Eventually, with a group of mates, we
formed our own team, The Centrals Cricket Club, and played in the Western AustralianTemperance
League, an under seventeen competition. We even went into the Perth Sports Store in Barrack Street and had our own blazers made up. I wont say that we looked better than we played but we certainly looked very smart in our blazers. Centrals played for about three years,
by which time most of the other fellows were over the age limit and I had been
shipped off as a boarder to complete my Leaving Certificate at Aquinas College.
I had attended Aquinas as a Day Boy for four years
and as I had always played cricket for Centrals with my mates each Saturday
afternoon, I had never tried for selection in the Aquinas First or Second Eleven
sides. When, as a boarder, I turned up at the school’s practice nets one very hot afternoon in
February, 1955, many of my classmates looked at me quizzically and wondered why
I had opted to try out for the cricket team when I could have been cooling off with
the other boarders in the Canning River, near the Aquinas rowing shed.
Well my years of experience down the side lane at
Aberdeen Street paid off. I was selected in a team of Possibles and Probables
to play in a game to see who would be selected in the Aquinas College First Eleven.
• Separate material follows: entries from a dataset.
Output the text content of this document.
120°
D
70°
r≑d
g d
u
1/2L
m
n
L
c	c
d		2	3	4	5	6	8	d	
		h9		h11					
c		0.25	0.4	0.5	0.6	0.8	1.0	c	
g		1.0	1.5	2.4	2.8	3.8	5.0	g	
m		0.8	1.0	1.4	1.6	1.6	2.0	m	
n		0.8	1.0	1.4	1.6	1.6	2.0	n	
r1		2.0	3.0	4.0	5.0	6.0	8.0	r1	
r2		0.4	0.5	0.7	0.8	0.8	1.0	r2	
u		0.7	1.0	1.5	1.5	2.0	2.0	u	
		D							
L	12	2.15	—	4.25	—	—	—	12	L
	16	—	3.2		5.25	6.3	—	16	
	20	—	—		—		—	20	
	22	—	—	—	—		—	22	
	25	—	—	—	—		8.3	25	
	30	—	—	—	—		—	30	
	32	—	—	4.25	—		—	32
I made it into the First Eleven team
and before long I was the opening batsmen.
Maurie and Raymond were both Old
Aquinians and they felt my selection was a great honour, only slightly less important
than playing for Australia. They even came out to the college with my parents on
the Sunday afternoon to watch me play in the Possibles and Probables match. No doubt they both felt totally responsible for any cricketing success that I enjoyed. And quite rightly so!
After I left Aquinas I played two seasons with the Mt
Lawley Under 19 side. By then I had my drivers license; the choice between
playing cricket under a sweltering sun or being with my mates and our girlfriends
at Scarborough Beach was a pretty easy one to make.
So, I was one of the many backyard cricketers who
did not make it into the big time cricket arena, but it certainly was a lot of fun.
What a shame that the closeted, fussed over present generation of young Australian boys, and girls, does not
have the same Free Range fun that was enjoyed so long ago by so many.
I am impressed. I don't think Ive met anyone who knows as much about this subject as you do. You are truly well informed and very intelligent.